Abstract

Remote Direct Memory Access (RDMA) has been widely deployed in modern data centers. However, existing usages of RDMA lead to a dilemma between performance and redesign cost. They either directly replace socket-based send/receive primitives with the corresponding RDMA counterpart (server-reply), which only achieves moderate performance improvement; or push performance further by using one-sided RDMA operations to totally bypass the server (server-bypass), at the cost of redesigning the software.In this paper, we introduce two interesting observations about RDMA. First, RDMA has asymmetric performance characteristics, which can be used to improve server-reply's performance. Second, the performance of server-bypass is not as good as expected in many cases, because more rounds of RDMA may be needed if the server is totally bypassed. We therefore introduce a new RDMA paradigm called Remote Fetching Paradigm (RFP).
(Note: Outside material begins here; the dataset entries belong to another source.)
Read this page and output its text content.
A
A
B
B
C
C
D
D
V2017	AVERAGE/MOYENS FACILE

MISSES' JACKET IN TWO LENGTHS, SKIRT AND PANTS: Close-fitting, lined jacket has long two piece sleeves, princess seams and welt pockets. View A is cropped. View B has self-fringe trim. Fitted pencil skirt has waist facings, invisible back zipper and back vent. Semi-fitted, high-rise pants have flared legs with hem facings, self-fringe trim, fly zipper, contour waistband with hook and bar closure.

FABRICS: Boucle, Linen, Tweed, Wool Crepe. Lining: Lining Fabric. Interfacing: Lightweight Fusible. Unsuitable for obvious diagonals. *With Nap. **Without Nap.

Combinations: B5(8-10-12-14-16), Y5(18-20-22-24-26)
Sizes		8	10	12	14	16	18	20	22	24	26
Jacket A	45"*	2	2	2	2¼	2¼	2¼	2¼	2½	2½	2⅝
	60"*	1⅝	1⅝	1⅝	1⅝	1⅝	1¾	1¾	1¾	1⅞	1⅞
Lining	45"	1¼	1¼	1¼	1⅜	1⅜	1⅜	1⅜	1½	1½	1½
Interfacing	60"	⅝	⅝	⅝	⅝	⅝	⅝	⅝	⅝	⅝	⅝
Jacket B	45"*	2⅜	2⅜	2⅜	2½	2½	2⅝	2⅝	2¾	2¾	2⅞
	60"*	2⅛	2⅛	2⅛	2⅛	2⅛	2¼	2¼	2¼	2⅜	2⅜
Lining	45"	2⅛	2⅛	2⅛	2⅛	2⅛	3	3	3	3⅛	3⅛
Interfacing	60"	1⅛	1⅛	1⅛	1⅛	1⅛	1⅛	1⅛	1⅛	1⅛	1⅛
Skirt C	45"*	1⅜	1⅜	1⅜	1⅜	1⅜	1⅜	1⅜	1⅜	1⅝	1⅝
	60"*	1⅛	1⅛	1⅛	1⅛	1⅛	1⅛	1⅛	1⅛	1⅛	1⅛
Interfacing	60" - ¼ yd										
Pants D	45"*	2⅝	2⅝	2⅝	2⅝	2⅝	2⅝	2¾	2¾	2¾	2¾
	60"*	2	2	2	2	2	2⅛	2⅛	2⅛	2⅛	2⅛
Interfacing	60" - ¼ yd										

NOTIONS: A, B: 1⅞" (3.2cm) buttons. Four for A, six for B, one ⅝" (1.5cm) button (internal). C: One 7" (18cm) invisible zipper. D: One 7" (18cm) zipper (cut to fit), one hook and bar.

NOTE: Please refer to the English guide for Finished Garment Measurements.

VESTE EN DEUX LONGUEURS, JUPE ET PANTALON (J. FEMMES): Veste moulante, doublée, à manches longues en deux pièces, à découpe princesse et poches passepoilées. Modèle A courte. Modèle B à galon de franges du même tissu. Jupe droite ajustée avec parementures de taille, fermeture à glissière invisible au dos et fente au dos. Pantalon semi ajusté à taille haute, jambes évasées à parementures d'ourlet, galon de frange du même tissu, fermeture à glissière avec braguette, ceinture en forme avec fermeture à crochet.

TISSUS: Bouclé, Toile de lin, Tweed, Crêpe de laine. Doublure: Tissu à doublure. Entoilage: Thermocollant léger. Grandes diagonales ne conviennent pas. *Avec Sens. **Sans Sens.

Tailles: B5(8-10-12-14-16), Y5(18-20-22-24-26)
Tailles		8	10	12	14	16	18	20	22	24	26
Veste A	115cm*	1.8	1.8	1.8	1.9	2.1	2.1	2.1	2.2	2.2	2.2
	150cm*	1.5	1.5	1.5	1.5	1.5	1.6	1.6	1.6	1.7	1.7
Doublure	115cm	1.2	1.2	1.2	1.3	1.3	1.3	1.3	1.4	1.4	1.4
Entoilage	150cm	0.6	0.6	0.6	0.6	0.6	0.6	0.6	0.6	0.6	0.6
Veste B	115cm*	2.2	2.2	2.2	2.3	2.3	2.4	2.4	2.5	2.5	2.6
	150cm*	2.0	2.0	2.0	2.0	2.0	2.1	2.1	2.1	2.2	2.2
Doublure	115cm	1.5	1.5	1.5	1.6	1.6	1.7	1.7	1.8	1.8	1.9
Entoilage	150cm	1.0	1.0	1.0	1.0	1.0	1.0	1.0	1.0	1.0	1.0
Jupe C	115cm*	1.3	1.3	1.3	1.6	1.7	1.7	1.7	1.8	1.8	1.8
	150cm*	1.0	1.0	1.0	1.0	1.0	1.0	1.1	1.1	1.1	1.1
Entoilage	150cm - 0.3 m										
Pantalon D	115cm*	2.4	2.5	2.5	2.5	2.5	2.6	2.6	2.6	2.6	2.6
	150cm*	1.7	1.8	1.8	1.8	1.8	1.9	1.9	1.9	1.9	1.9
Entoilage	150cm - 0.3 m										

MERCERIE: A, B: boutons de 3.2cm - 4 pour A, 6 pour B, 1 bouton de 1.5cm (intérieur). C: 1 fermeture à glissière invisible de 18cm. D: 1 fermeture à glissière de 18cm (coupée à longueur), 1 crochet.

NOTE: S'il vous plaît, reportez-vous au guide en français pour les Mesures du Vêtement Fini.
Although RFP requires users to set several parameters to achieve the best performance, it supports the legacy RPC interfaces and hence avoids the need of redesigning application-specific data structures. Moreover, with proper parameters, it can achieve even higher IOPS than that of the previous paradigms.We have designed and implemented an in-memory key-value store based on RFP to evaluate its effectiveness. Experimental results show that RFP improves performance by 1.6×~4× compared with both server-reply and server-bypass paradigms.